This is a literature review of a study entitled “College Student’ Lifestyles and Self-Protective Behaviors – Further Considerations of the Guardianship Concept in Routine Activity Theory” (Tewksbury & Mustaine, 2003). The study was conducted by Richard Tewksbury from the University of Louisville and Elizabeth Ehrhardt Mustaine from the University of Central Florida.
The research aims to look into two elements of the routine activity theories. One is the guardianship, the second is the individual characteristics such as lifestyle. This study’s data came from self-administered surveys collected during the first three weeks of the 1996 fall academic term. A total of 1,513 college and university students in nine postsecondary institutions in eight states completed the survey.
The dependent variable in this study was the possession and carrying of self-protective measures.

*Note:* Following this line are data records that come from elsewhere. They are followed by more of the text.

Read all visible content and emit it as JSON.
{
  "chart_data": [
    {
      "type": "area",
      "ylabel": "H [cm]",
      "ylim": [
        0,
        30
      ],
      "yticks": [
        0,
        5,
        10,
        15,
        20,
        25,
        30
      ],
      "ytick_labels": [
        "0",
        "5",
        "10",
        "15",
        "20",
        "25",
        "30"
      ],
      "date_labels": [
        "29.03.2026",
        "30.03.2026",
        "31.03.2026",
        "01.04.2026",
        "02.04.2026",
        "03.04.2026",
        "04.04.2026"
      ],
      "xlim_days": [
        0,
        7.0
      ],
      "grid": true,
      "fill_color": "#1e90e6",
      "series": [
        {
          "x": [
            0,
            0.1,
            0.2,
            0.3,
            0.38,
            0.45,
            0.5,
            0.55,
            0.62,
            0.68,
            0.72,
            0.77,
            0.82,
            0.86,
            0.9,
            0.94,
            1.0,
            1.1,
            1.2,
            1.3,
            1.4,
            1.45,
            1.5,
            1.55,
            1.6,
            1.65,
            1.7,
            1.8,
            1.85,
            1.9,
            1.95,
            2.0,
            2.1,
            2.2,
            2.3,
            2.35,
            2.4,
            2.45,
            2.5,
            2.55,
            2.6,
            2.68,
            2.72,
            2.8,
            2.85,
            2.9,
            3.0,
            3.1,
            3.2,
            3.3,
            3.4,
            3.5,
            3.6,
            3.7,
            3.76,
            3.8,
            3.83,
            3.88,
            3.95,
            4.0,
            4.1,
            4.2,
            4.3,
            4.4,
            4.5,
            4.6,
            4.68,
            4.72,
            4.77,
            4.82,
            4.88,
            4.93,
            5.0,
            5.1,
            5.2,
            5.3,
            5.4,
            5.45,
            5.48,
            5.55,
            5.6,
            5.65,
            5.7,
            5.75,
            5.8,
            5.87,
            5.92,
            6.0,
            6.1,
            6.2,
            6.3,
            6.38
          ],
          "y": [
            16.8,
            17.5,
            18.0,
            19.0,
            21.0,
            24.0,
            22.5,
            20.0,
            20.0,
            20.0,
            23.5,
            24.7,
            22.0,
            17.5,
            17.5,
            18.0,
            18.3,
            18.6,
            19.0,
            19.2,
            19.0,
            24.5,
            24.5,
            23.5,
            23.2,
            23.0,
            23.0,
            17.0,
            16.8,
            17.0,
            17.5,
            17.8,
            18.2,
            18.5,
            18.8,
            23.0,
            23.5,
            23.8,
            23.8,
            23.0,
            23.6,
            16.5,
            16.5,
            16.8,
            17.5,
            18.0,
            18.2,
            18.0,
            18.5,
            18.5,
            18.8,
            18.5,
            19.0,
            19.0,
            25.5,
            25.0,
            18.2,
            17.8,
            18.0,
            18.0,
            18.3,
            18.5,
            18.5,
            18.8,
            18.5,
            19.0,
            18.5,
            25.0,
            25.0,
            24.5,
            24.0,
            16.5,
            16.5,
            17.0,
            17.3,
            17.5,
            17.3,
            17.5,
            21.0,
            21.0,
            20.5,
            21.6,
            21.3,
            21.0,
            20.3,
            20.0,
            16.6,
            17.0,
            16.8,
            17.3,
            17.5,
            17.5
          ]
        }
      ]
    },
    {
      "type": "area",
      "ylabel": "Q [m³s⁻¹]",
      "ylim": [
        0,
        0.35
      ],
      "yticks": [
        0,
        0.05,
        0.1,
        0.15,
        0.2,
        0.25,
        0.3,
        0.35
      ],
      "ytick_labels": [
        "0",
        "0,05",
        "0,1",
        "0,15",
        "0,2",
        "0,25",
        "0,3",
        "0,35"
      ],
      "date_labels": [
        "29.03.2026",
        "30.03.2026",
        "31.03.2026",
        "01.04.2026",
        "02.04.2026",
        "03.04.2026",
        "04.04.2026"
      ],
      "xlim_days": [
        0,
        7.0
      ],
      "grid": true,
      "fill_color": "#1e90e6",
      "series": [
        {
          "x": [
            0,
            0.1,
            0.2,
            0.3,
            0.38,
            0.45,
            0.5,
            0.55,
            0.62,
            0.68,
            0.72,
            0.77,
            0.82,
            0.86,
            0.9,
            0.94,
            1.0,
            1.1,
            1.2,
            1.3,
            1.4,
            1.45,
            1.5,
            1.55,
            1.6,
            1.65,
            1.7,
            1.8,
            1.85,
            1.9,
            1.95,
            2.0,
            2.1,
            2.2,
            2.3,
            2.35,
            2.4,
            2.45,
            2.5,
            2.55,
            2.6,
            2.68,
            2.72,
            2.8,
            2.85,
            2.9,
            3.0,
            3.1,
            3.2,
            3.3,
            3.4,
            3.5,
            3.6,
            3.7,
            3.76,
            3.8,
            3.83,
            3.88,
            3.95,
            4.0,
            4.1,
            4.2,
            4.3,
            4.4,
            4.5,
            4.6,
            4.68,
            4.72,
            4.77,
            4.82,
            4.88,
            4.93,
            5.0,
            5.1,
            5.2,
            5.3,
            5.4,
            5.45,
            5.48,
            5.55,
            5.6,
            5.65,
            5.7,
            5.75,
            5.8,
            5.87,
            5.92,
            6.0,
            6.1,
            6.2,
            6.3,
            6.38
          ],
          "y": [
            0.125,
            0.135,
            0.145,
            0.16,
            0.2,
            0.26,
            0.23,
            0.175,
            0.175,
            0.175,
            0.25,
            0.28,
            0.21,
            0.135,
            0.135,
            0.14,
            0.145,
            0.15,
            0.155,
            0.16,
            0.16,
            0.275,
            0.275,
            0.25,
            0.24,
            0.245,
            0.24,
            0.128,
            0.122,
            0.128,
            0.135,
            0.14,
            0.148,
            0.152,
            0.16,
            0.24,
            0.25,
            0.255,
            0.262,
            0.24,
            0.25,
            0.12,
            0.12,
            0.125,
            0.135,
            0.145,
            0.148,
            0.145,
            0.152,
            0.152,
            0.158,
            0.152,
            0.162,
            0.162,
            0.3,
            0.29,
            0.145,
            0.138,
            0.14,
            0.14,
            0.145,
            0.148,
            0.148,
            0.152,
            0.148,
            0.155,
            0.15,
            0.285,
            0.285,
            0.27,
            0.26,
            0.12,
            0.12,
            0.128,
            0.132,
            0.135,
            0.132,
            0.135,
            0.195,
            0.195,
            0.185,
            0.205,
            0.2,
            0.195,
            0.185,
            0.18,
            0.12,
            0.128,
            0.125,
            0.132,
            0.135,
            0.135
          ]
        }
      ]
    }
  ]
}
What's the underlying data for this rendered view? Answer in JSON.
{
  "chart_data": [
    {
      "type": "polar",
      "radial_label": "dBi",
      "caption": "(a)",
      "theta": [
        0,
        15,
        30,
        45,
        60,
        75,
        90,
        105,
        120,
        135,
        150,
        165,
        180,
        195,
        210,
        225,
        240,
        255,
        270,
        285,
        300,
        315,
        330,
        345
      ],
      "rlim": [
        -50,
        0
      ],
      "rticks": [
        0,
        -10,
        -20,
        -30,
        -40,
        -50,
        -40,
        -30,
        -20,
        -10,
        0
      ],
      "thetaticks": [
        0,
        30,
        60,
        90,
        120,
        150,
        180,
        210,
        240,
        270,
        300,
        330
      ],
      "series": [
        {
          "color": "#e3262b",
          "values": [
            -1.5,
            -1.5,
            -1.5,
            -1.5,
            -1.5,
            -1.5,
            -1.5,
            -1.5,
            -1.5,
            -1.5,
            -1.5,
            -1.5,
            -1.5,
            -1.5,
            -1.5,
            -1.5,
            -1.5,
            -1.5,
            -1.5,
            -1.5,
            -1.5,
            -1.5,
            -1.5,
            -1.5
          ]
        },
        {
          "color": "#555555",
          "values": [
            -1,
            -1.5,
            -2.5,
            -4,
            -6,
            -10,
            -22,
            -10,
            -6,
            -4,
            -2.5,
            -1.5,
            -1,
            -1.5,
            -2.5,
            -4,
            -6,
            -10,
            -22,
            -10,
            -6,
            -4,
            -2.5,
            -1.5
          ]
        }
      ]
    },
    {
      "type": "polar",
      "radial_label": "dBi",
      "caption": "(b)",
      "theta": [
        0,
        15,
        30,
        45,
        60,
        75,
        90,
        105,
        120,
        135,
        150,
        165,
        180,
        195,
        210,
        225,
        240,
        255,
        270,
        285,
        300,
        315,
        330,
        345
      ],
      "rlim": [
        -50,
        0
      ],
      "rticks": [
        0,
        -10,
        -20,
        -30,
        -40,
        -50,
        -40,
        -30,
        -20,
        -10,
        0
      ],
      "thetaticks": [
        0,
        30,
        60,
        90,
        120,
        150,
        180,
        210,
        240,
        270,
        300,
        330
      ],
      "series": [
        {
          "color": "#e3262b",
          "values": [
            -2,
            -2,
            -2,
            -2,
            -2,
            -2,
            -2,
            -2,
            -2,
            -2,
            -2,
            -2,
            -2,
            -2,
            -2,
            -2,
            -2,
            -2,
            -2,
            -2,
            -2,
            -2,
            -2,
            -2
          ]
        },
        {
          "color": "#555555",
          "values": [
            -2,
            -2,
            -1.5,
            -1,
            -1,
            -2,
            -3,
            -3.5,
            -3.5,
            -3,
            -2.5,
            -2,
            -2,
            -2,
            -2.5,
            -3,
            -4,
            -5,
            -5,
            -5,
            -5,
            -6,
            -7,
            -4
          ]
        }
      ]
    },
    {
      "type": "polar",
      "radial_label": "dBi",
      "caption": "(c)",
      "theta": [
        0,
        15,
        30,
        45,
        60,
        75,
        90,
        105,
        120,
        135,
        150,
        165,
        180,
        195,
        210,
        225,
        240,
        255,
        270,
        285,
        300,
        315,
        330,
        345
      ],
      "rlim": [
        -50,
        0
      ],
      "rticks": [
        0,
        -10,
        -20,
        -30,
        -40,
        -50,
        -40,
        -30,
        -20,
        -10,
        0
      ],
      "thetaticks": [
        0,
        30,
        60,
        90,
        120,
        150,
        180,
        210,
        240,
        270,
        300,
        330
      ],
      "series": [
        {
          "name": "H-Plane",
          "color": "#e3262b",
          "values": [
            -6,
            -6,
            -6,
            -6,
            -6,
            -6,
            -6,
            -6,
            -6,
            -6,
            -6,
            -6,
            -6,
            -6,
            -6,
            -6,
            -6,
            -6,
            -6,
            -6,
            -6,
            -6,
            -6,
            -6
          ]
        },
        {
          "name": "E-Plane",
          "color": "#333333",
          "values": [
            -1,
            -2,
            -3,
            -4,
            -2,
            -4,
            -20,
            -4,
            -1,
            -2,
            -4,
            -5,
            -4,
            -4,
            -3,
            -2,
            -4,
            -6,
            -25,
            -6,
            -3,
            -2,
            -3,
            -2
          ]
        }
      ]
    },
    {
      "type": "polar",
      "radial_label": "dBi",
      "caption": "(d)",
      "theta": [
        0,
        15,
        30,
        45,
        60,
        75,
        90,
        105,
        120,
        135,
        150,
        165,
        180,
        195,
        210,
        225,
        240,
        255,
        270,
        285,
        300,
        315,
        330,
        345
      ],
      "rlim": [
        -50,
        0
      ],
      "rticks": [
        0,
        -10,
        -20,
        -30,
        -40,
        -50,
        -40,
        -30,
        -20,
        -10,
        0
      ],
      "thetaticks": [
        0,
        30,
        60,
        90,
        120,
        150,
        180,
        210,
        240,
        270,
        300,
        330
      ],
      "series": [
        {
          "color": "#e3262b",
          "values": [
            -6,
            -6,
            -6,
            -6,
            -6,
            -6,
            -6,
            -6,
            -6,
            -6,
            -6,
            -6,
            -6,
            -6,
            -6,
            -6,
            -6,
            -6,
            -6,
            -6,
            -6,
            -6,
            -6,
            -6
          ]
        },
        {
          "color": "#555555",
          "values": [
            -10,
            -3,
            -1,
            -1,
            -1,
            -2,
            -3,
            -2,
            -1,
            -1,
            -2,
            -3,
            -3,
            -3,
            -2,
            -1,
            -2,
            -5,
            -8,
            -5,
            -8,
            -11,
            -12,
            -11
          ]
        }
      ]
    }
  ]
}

The independent variables are discussed in the results.
Previous research suggests that persons who are more fearful of crime or those who perceive their surroundings as unsafe are more likely to use self-protection (Ferraro, 1995). However, in this study, they found that only a few community disorder measures, fear, and safety perceptions were essential predictors of guardianship usage. Therefore, this research suggests that fear of crime, safety concerns, and situational proximity are not strongly related to the employment of self-protective measures.
The research also found one demographic characteristic, employment status contributes significantly to the probability of a college student using protective behaviors. Students who are employed are 40% less likely to use self-protection than those who are unemployed.
Neighborhood structures and characteristics show that three measures of social disorganization of communities are essential among these students:
- Living near police stations
- Living near fast-food restaurants
- Living in neighborhoods with unsupervised youth
Students who live near police stations have 66% greater odds of using self-protection than those who do not live near police stations. These findings are contrary to some previous research (Wycoff, Skogan, Pate, & Sherman, 1985). However, persons who live near police stations have a relatively constant reminder of crime and may, therefore, be more likely to take precautions. Besides, police stations are likely to be located in disordered or lower-class communities. It might be that crime rates are higher in these areas, and residents objectively perceive themselves to be less safe.
Living near fast-food restaurants, students near them have 27% lower odds of using guardianship to percent crime. Persons living in communities with unsupervised youth are 23% more likely to use self-protection forms than persons in communities without these characteristics.
Lifestyle characteristics show that drug use is a significant predictor of self-protective measures among these college students. Students who used crack experienced 236% greater odds of using self-protective behaviors.
The research also found that students who spend more time with strangers have higher odds of using self-protection. The ones who go out frequently on foot have 19% greater odds of using self-protection measures than do students who use other forms of transportation.
The research concluded that the analysis found that students’ use of self-protective devices is dependent on:
- Their employment status
- Transportation activities
- The frequency of associating with strangers
- Living in disordered neighborhoods
- Use of crack
- Perception of the safety of their homes
Previous research has examined individual characteristics and how they relate to the use of self-protection. However, this research has focused on demographic characteristics.
- Tewksbury, R., & Mustaine, E. (2003). College Student’ Lifestyles and Self-Protective Behaviors. Criminal Justice and Behavior, 302-327.
- Wycoff, M. A., Skogan, W. G., Pate, A. M., & Sherman, L. W. (1985). Police community stations: The Houston field test, executive summary. Washington, DC: National Institute of Justice.
- Ferraro, K. F. (1995). Fear of crime: Interpreting victimization risk. Albany: State University of New York Press.